Search code examples
stringrustheap-memory

Why can a `str` type be of any size (unknown size) while a `String` type size is supposedly known?


I was learning Rust with a book and the following excerpt threw me a bit off:

Also note that &str has the & in front of it because you need a reference to use a str. That's because of the reason we saw above: the stack needs to know the size, and a str can be of any length. So we access it with a &, a reference. The compiler knows the size of a reference's pointer, and it can then use the & to find where the str data is and read it. Also, because you use a & to interact with a str, you don't own it. But a String is an "owned" type.

I understand that for variables of unknown size, you must place the data on the heap and then reference to it with a fixed-length pointer on the stack. My confusion lies with the statement that str can be of any length.

Why can't a String type also be of unknown length at times and require the whole reference to data on heap approach?

I understand that the book will probably dive deeper into the details later on, but I was wondering if someone could already provide some additional context for me, specifically regarding the question above? Any useful accompanying details regarding the &str and String types in Rust, that are good to know for a beginner to the language, are highly appreciated as well.


Solution

  • Like a slice [T], str is a variably-sized type. (In fact, str is essentially a [u8] guaranteed to contain valid UTF-8.)

    Variably-sized types are special. They do not implement the Sized trait. A reference to a variably-sized type is "fat": it doesn't just hold the address of the referenced thing, but also its size.

    str therefore means "some area in memory which contains valid UTF-8 data". And &str is "the address and size of such an area".


    String on the other hand is a struct with a fixed size. One of its members is a pointer to string data somewhere else (on the heap). Conceptually, a String contains a &str along with the unused capacity of the memory area. (In reality, a String is a wrapper around a Vec<u8> with UTF-8 guarantee, a Vec<u8> conceptually contains a &[u8] plus capacity but is really a raw pointer, size and capacity.)

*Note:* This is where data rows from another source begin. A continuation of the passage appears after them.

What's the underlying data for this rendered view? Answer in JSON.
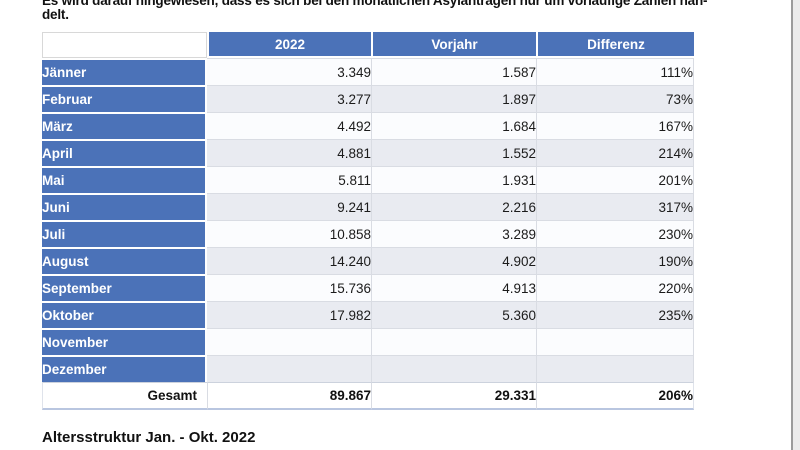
{
  "document": {
    "intro_line1": "Es wird darauf hingewiesen, dass es sich bei den monatlichen Asylanträgen nur um vorläufige Zahlen han-",
    "intro_line2": "delt.",
    "section_title": "Altersstruktur Jan. - Okt. 2022"
  },
  "table": {
    "columns": [
      "",
      "2022",
      "Vorjahr",
      "Differenz"
    ],
    "rows": [
      {
        "month": "Jänner",
        "y2022": "3.349",
        "vorjahr": "1.587",
        "differenz": "111%"
      },
      {
        "month": "Februar",
        "y2022": "3.277",
        "vorjahr": "1.897",
        "differenz": "73%"
      },
      {
        "month": "März",
        "y2022": "4.492",
        "vorjahr": "1.684",
        "differenz": "167%"
      },
      {
        "month": "April",
        "y2022": "4.881",
        "vorjahr": "1.552",
        "differenz": "214%"
      },
      {
        "month": "Mai",
        "y2022": "5.811",
        "vorjahr": "1.931",
        "differenz": "201%"
      },
      {
        "month": "Juni",
        "y2022": "9.241",
        "vorjahr": "2.216",
        "differenz": "317%"
      },
      {
        "month": "Juli",
        "y2022": "10.858",
        "vorjahr": "3.289",
        "differenz": "230%"
      },
      {
        "month": "August",
        "y2022": "14.240",
        "vorjahr": "4.902",
        "differenz": "190%"
      },
      {
        "month": "September",
        "y2022": "15.736",
        "vorjahr": "4.913",
        "differenz": "220%"
      },
      {
        "month": "Oktober",
        "y2022": "17.982",
        "vorjahr": "5.360",
        "differenz": "235%"
      },
      {
        "month": "November",
        "y2022": "",
        "vorjahr": "",
        "differenz": ""
      },
      {
        "month": "Dezember",
        "y2022": "",
        "vorjahr": "",
        "differenz": ""
      }
    ],
    "total": {
      "label": "Gesamt",
      "y2022": "89.867",
      "vorjahr": "29.331",
      "differenz": "206%"
    }
  },
  "colors": {
    "header_blue": "#4B72B8",
    "row_shade": "#E9EBF1",
    "row_light": "#FBFCFE",
    "cell_border": "#D9DCE3",
    "total_border": "#B9C6E0"
  }
}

    The total memory required by a String is therefore still variable, but the part that is the String struct itself is known.

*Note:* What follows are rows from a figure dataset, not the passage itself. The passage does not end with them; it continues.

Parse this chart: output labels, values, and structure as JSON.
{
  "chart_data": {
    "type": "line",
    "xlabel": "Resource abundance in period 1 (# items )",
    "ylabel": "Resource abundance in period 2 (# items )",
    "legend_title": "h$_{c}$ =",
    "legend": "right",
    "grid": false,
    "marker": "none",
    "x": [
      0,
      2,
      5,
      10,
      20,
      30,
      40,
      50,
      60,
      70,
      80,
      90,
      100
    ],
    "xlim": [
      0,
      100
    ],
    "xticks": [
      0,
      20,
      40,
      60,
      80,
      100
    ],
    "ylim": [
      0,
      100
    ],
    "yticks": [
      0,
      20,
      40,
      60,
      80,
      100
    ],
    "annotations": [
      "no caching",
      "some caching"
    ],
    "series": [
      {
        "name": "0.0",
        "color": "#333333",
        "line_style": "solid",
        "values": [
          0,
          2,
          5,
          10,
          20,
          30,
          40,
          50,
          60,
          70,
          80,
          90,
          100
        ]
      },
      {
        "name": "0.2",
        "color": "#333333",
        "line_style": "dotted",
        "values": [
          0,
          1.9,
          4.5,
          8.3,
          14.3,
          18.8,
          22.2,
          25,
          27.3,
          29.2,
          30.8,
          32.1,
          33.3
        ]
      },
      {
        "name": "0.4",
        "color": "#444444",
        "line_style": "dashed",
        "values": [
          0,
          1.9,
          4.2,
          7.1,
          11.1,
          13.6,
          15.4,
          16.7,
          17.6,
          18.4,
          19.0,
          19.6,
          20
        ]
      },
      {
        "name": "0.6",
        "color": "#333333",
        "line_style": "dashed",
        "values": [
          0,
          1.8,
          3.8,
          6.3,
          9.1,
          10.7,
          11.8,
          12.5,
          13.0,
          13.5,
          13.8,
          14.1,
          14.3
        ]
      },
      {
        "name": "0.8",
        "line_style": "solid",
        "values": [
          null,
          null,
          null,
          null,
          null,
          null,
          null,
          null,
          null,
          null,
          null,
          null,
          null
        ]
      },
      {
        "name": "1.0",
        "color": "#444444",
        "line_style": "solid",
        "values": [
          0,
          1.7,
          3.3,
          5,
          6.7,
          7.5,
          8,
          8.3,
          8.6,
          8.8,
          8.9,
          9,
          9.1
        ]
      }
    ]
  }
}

    Why is it this way? Because the entire point of String is to manage a memory region containing string data, and it can't do that if it is the memory region containing string data.


    An aside:

    I understand that for variables of unknown size, you must place the data on the heap

    This is a misconception. The heap is the most obvious place to put variably-sized data, but

    • string literals are placed in read-only memory,
    • you can have a fixed-size buffer somewhere (global variable, local stack array) and put some variably-sized data inside as long as it fits,
    • low-level, you can use some alloca equivalent to allocate variably-sized data on the stack.